Eine schmale wackelige Holztreppe, düsteres Licht, unheimlicher Gestank. Eine Hitze, die mit jeder Stufe, die man höher geht schlimmer wird. Am Ende eine vergitterte Tür mit einem großen Vorhängeschloss. Kein Ort, an dem ich länger als zwei Minuten sein möchte. Ich hätte die Möglichkeit zu gehen. Für die Zwangsprostituierten in Indien sieht die Realität aber ganz anders aus. Viele tausend Kunden strömen täglich in die Rotlichtviertel von Mumbai. Darunter Männer, die ohne Ihre Familie in die Städte gezogen sind um zu arbeiten, aber auch viele junge Männer meines Alters, um die Zwanzig. Leider.

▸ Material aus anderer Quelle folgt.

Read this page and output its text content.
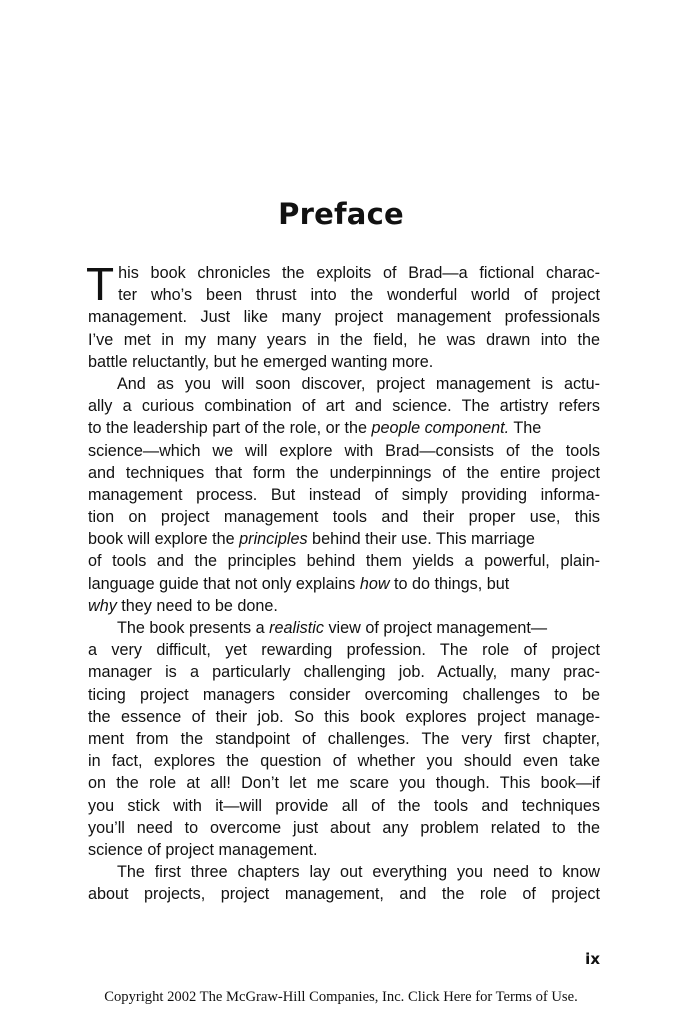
Preface
T his book chronicles the exploits of Brad—a fictional charac-
ter who’s been thrust into the wonderful world of project
management. Just like many project management professionals
I’ve met in my many years in the field, he was drawn into the
battle reluctantly, but he emerged wanting more.
And as you will soon discover, project management is actu-
ally a curious combination of art and science. The artistry refers
to the leadership part of the role, or the people component. The
science—which we will explore with Brad—consists of the tools
and techniques that form the underpinnings of the entire project
management process. But instead of simply providing informa-
tion on project management tools and their proper use, this
book will explore the principles behind their use. This marriage
of tools and the principles behind them yields a powerful, plain-
language guide that not only explains how to do things, but
why they need to be done.
The book presents a realistic view of project management—
a very difficult, yet rewarding profession. The role of project
manager is a particularly challenging job. Actually, many prac-
ticing project managers consider overcoming challenges to be
the essence of their job. So this book explores project manage-
ment from the standpoint of challenges. The very first chapter,
in fact, explores the question of whether you should even take
on the role at all! Don’t let me scare you though. This book—if
you stick with it—will provide all of the tools and techniques
you’ll need to overcome just about any problem related to the
science of project management.
The first three chapters lay out everything you need to know
about projects, project management, and the role of project
ix
Copyright 2002 The McGraw-Hill Companies, Inc. Click Here for Terms of Use.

Im Bordell sprechen wir mit zwei Prostituierten. Madam, die Puffmutter, schaut uns dabei zu und läuft nervös auf und ab. Die zwei Polizisten sitzen stillschweigend in der Ecke. Meine Gastmutter, Triveni Acharya, Leiterin der Rescue Foundation, stellt die Fragen. Als sie die junge Prostituierte mit dem Baby auf dem Arm fragt, wie alt sie sei, fängt auf einmal die Puffmutter an zu kreischen und schreit laut durch den Raum.
Jünger als 18, das war nun klar – aber das hätte die junge Teenagerin vor ihrer »Besitzerin« leider nie zugegeben …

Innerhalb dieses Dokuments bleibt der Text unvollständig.